Deferred interest is different from the 0% APR offers you see on bank credit cards. Here's how:
With a 0% APR card, you are not charged any interest during the 0% period. That interest is waived entirely. Once that period is up, you can be charged interest only on outstanding balances going forward.
With a deferred-interest offer, by contrast, if you have not paid off the purchase in full at the end of the interest-free period, you will be charged retroactive interest going back to the original purchase date.
Suppose you buy a $1,000 washing machine on a store card that promises no interest on that purchase if you pay it off within 12 months, and 24% APR after that. After 12 months, you’ve only paid off $500. You’ll get charged 24% APR on $1,000 originally borrowed, not the $500 left unpaid.
Now say you have multiple balances on that card — because you continued to use it at the store, making purchases that did not have deferred interest — and have been making only partial payments. In that case, avoiding retroactive interest would be almost impossible. That's because the Card Act requires your issuer to apply most of that money to your highest-interest balances, not your deferred-interest balance.
Enter the Card Act's exception for deferred interest cards. This rule stipulates that in the two billing cycles before a deferred-interest offer expires, the issuer must apply any amount paid over the minimum payment to the deferred-interest balance first. This exception makes it slightly easier to avoid retroactive interest. But it doesn't make you immune from such charges, so stay vigilant. Read your statements and make sure you're on track to pay off your balance on time.
There are a few ways you can exercise more control over your credit card balances:
Designate one “debt only” card. Move any credit card debt to a 0% balance transfer credit card, if you can qualify for one, and use it as a “just for debt” card.

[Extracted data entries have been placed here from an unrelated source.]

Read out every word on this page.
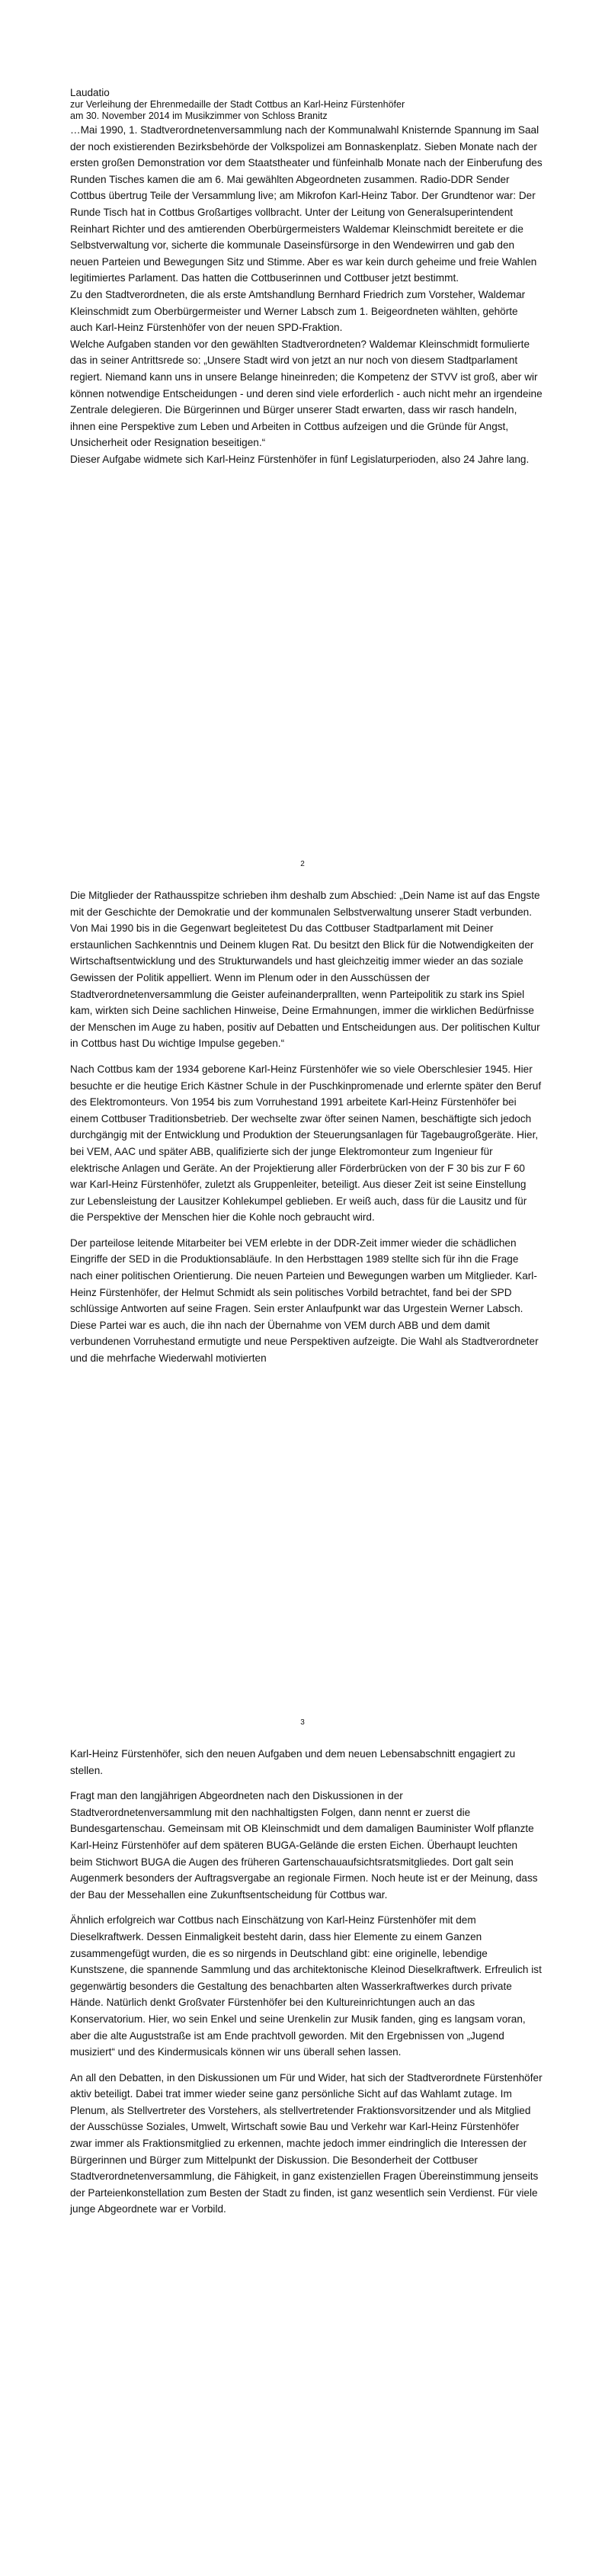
Laudatio
zur Verleihung der Ehrenmedaille der Stadt Cottbus an Karl-Heinz Fürstenhöfer
am 30. November 2014 im Musikzimmer von Schloss Branitz

…Mai 1990, 1. Stadtverordnetenversammlung nach der Kommunalwahl Knisternde Spannung im Saal der noch existierenden Bezirksbehörde der Volkspolizei am Bonnaskenplatz. Sieben Monate nach der ersten großen Demonstration vor dem Staatstheater und fünfeinhalb Monate nach der Einberufung des Runden Tisches kamen die am 6. Mai gewählten Abgeordneten zusammen. Radio-DDR Sender Cottbus übertrug Teile der Versammlung live; am Mikrofon Karl-Heinz Tabor. Der Grundtenor war: Der Runde Tisch hat in Cottbus Großartiges vollbracht. Unter der Leitung von Generalsuperintendent Reinhart Richter und des amtierenden Oberbürgermeisters Waldemar Kleinschmidt bereitete er die Selbstverwaltung vor, sicherte die kommunale Daseinsfürsorge in den Wendewirren und gab den neuen Parteien und Bewegungen Sitz und Stimme. Aber es war kein durch geheime und freie Wahlen legitimiertes Parlament. Das hatten die Cottbuserinnen und Cottbuser jetzt bestimmt.

Zu den Stadtverordneten, die als erste Amtshandlung Bernhard Friedrich zum Vorsteher, Waldemar Kleinschmidt zum Oberbürgermeister und Werner Labsch zum 1. Beigeordneten wählten, gehörte auch Karl-Heinz Fürstenhöfer von der neuen SPD-Fraktion.

Welche Aufgaben standen vor den gewählten Stadtverordneten? Waldemar Kleinschmidt formulierte das in seiner Antrittsrede so: „Unsere Stadt wird von jetzt an nur noch von diesem Stadtparlament regiert. Niemand kann uns in unsere Belange hineinreden; die Kompetenz der STVV ist groß, aber wir können notwendige Entscheidungen - und deren sind viele erforderlich - auch nicht mehr an irgendeine Zentrale delegieren. Die Bürgerinnen und Bürger unserer Stadt erwarten, dass wir rasch handeln, ihnen eine Perspektive zum Leben und Arbeiten in Cottbus aufzeigen und die Gründe für Angst, Unsicherheit oder Resignation beseitigen.“

Dieser Aufgabe widmete sich Karl-Heinz Fürstenhöfer in fünf Legislaturperioden, also 24 Jahre lang.

2

Die Mitglieder der Rathausspitze schrieben ihm deshalb zum Abschied: „Dein Name ist auf das Engste mit der Geschichte der Demokratie und der kommunalen Selbstverwaltung unserer Stadt verbunden. Von Mai 1990 bis in die Gegenwart begleitetest Du das Cottbuser Stadtparlament mit Deiner erstaunlichen Sachkenntnis und Deinem klugen Rat. Du besitzt den Blick für die Notwendigkeiten der Wirtschaftsentwicklung und des Strukturwandels und hast gleichzeitig immer wieder an das soziale Gewissen der Politik appelliert. Wenn im Plenum oder in den Ausschüssen der Stadtverordnetenversammlung die Geister aufeinanderprallten, wenn Parteipolitik zu stark ins Spiel kam, wirkten sich Deine sachlichen Hinweise, Deine Ermahnungen, immer die wirklichen Bedürfnisse der Menschen im Auge zu haben, positiv auf Debatten und Entscheidungen aus. Der politischen Kultur in Cottbus hast Du wichtige Impulse gegeben.“

Nach Cottbus kam der 1934 geborene Karl-Heinz Fürstenhöfer wie so viele Oberschlesier 1945. Hier besuchte er die heutige Erich Kästner Schule in der Puschkinpromenade und erlernte später den Beruf des Elektromonteurs. Von 1954 bis zum Vorruhestand 1991 arbeitete Karl-Heinz Fürstenhöfer bei einem Cottbuser Traditionsbetrieb. Der wechselte zwar öfter seinen Namen, beschäftigte sich jedoch durchgängig mit der Entwicklung und Produktion der Steuerungsanlagen für Tagebaugroßgeräte. Hier, bei VEM, AAC und später ABB, qualifizierte sich der junge Elektromonteur zum Ingenieur für elektrische Anlagen und Geräte. An der Projektierung aller Förderbrücken von der F 30 bis zur F 60 war Karl-Heinz Fürstenhöfer, zuletzt als Gruppenleiter, beteiligt. Aus dieser Zeit ist seine Einstellung zur Lebensleistung der Lausitzer Kohlekumpel geblieben. Er weiß auch, dass für die Lausitz und für die Perspektive der Menschen hier die Kohle noch gebraucht wird.

Der parteilose leitende Mitarbeiter bei VEM erlebte in der DDR-Zeit immer wieder die schädlichen Eingriffe der SED in die Produktionsabläufe. In den Herbsttagen 1989 stellte sich für ihn die Frage nach einer politischen Orientierung. Die neuen Parteien und Bewegungen warben um Mitglieder. Karl-Heinz Fürstenhöfer, der Helmut Schmidt als sein politisches Vorbild betrachtet, fand bei der SPD schlüssige Antworten auf seine Fragen. Sein erster Anlaufpunkt war das Urgestein Werner Labsch. Diese Partei war es auch, die ihn nach der Übernahme von VEM durch ABB und dem damit verbundenen Vorruhestand ermutigte und neue Perspektiven aufzeigte. Die Wahl als Stadtverordneter und die mehrfache Wiederwahl motivierten

3

Karl-Heinz Fürstenhöfer, sich den neuen Aufgaben und dem neuen Lebensabschnitt engagiert zu stellen.

Fragt man den langjährigen Abgeordneten nach den Diskussionen in der Stadtverordnetenversammlung mit den nachhaltigsten Folgen, dann nennt er zuerst die Bundesgartenschau. Gemeinsam mit OB Kleinschmidt und dem damaligen Bauminister Wolf pflanzte Karl-Heinz Fürstenhöfer auf dem späteren BUGA-Gelände die ersten Eichen. Überhaupt leuchten beim Stichwort BUGA die Augen des früheren Gartenschauaufsichtsratsmitgliedes. Dort galt sein Augenmerk besonders der Auftragsvergabe an regionale Firmen. Noch heute ist er der Meinung, dass der Bau der Messehallen eine Zukunftsentscheidung für Cottbus war.

Ähnlich erfolgreich war Cottbus nach Einschätzung von Karl-Heinz Fürstenhöfer mit dem Dieselkraftwerk. Dessen Einmaligkeit besteht darin, dass hier Elemente zu einem Ganzen zusammengefügt wurden, die es so nirgends in Deutschland gibt: eine originelle, lebendige Kunstszene, die spannende Sammlung und das architektonische Kleinod Dieselkraftwerk. Erfreulich ist gegenwärtig besonders die Gestaltung des benachbarten alten Wasserkraftwerkes durch private Hände. Natürlich denkt Großvater Fürstenhöfer bei den Kultureinrichtungen auch an das Konservatorium. Hier, wo sein Enkel und seine Urenkelin zur Musik fanden, ging es langsam voran, aber die alte Auguststraße ist am Ende prachtvoll geworden. Mit den Ergebnissen von „Jugend musiziert“ und des Kindermusicals können wir uns überall sehen lassen.

An all den Debatten, in den Diskussionen um Für und Wider, hat sich der Stadtverordnete Fürstenhöfer aktiv beteiligt. Dabei trat immer wieder seine ganz persönliche Sicht auf das Wahlamt zutage. Im Plenum, als Stellvertreter des Vorstehers, als stellvertretender Fraktionsvorsitzender und als Mitglied der Ausschüsse Soziales, Umwelt, Wirtschaft sowie Bau und Verkehr war Karl-Heinz Fürstenhöfer zwar immer als Fraktionsmitglied zu erkennen, machte jedoch immer eindringlich die Interessen der Bürgerinnen und Bürger zum Mittelpunkt der Diskussion. Die Besonderheit der Cottbuser Stadtverordnetenversammlung, die Fähigkeit, in ganz existenziellen Fragen Übereinstimmung jenseits der Parteienkonstellation zum Besten der Stadt zu finden, ist ganz wesentlich sein Verdienst. Für viele junge Abgeordnete war er Vorbild.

Then, use a separate card for purchases, and pay it off in full each month to avoid interest charges. If you don’t qualify for a balance transfer card, consolidating debt into one personal loan may also be an option.
Pay as much of your bill as you can afford. This ensures that a larger portion of your payment will go toward your most expensive balances. When you pay just the minimum, it allows your issuer to direct your payments to your least expensive debt, prolonging your repayment period.
Trust, but verify. Read your credit card statements closely and make sure your payments are being applied as they should be. If you think there’s a mistake, call your issuer and address the problem as soon as possible.